Arthur Kamp, Investment Economist at Sanlam Investments, outlined the devastating impact of Covid-19 on the SA economy. He focussed on the shortage of available funding, government’s extraordinarily large borrowing requirement, the balance of payments pressure as well as SA’s low-growth potential. He quoted some interesting statistics, including that we could have up to 1.5 million people losing their jobs, which could push unemployment to 37%. “The reality is that South Africa simply cannot recover through government’s stimulus measures alone. Even though this makes up 10% of national GDP, it merely helps limit the downside”. However, he gives full credit for the government’s R500 billion stimulus plan. The key to a recovering job market lies, in part, says Kamp, to attracting foreign investment, as well as through major interventions from all key players (both public and private) in our economy.
Todd Micklethwaite, Head of Strategy and Impact (Alternatives) at Sanlam Investments, stepped in to lay the ground for solutions to salvage the ravaged SA economy. “Asset owners in the retirement funding sector are able to make a real, sustainable difference to people and planet through private markets in particular, with there being sufficient scope within regulations to support impact investing in this manner”.
Sanlam Investments’ latest step towards meaningful capital allocation through an impact investing lens has taken place under the ‘pandemic relief’ banner, while still allowing retirement fund trustees to deliver on their financial mandate for members. It recently committed R2.25 billion to three impact funds (the Investors’ Legacy range), that will create and preserve jobs, and generate inclusive economic growth. Each impact fund will be measured for its contribution to four of the UN’s 17 sustainable development goals, including SDG 1: No poverty; SDG 3: Good health and wellbeing; SDG 8: Decent work and economic growth; and SDG 10: Reducing inequality.

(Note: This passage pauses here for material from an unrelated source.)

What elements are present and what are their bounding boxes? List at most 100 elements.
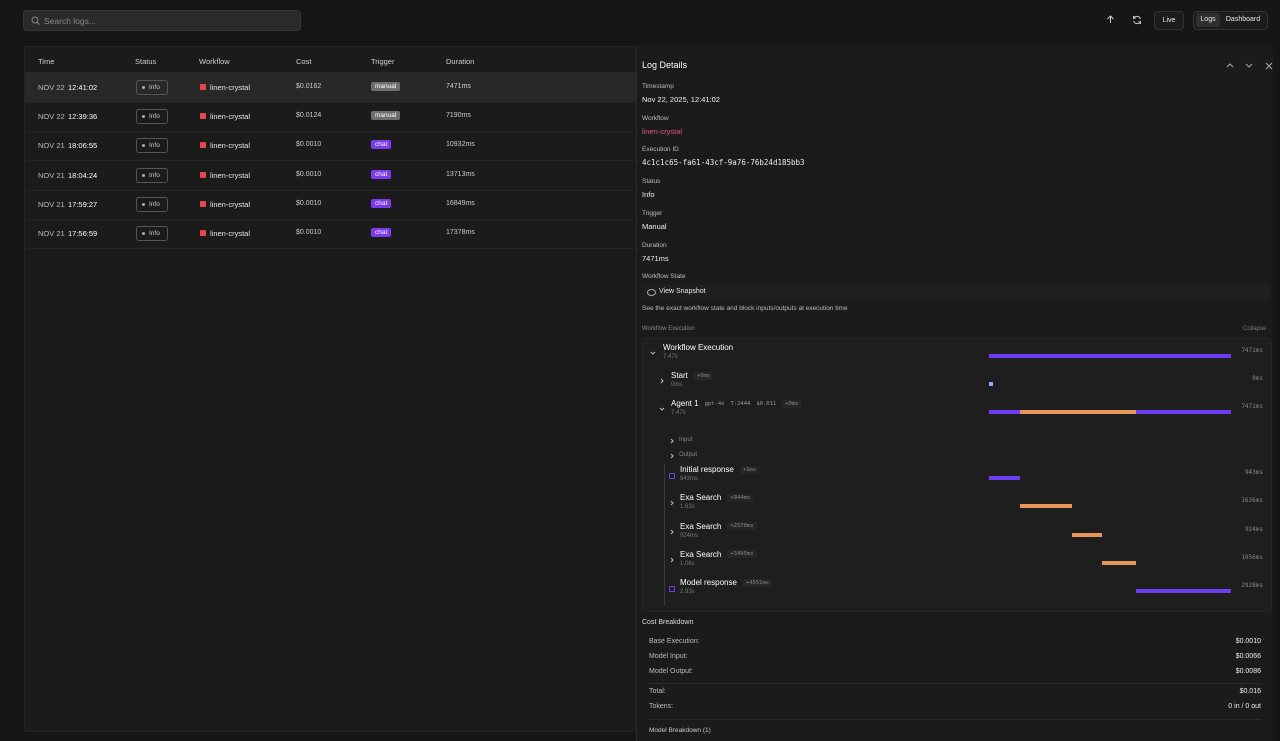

Janina Slawski – Head: Investments Consulting at Alexander Forbes, affirmed that she was an enthusiastic supporter of impact investing, and that private markets were pivotal to making a sustainable difference in the SA economy. She did, however, raise the issue of liquidity (access to listed infrastructure options) and the fact that it tended to be the main barrier for trustees, particularly for defined contribution funds making allocations to impact investing. However, she mitigated this barrier by saying that the bigger retirement funds could allocate to unlisted investments if there were good opportunities, and that the financial services sector was committed to finding liquid alternatives.
She concluded by making an impassioned appeal to her fellow panellists: “Let’s work together to collaborate, to find solutions; to salvage the South African economy, and to save and create new job opportunities”. She emphasized the importance of public-private partnerships, and the need to respond swiftly and collectively.
Asset and fund managers who adopt an impact investing strategy will assist government in steering South Africa Inc towards achieving the UN’s SDG outcomes by 2030. As Mahlangu eloquently summarised: “Impact investing is about a social compact [between business, government and labour] to address the three fault lines in the republic, and to make sure we take South Africa to the next level”.
Masilela concluded on a more philosophical note: “If you are not sure about what impact investing is about, then consider your answer to the following question: What is the economy or world that you want to bequeath to your children and future generations?”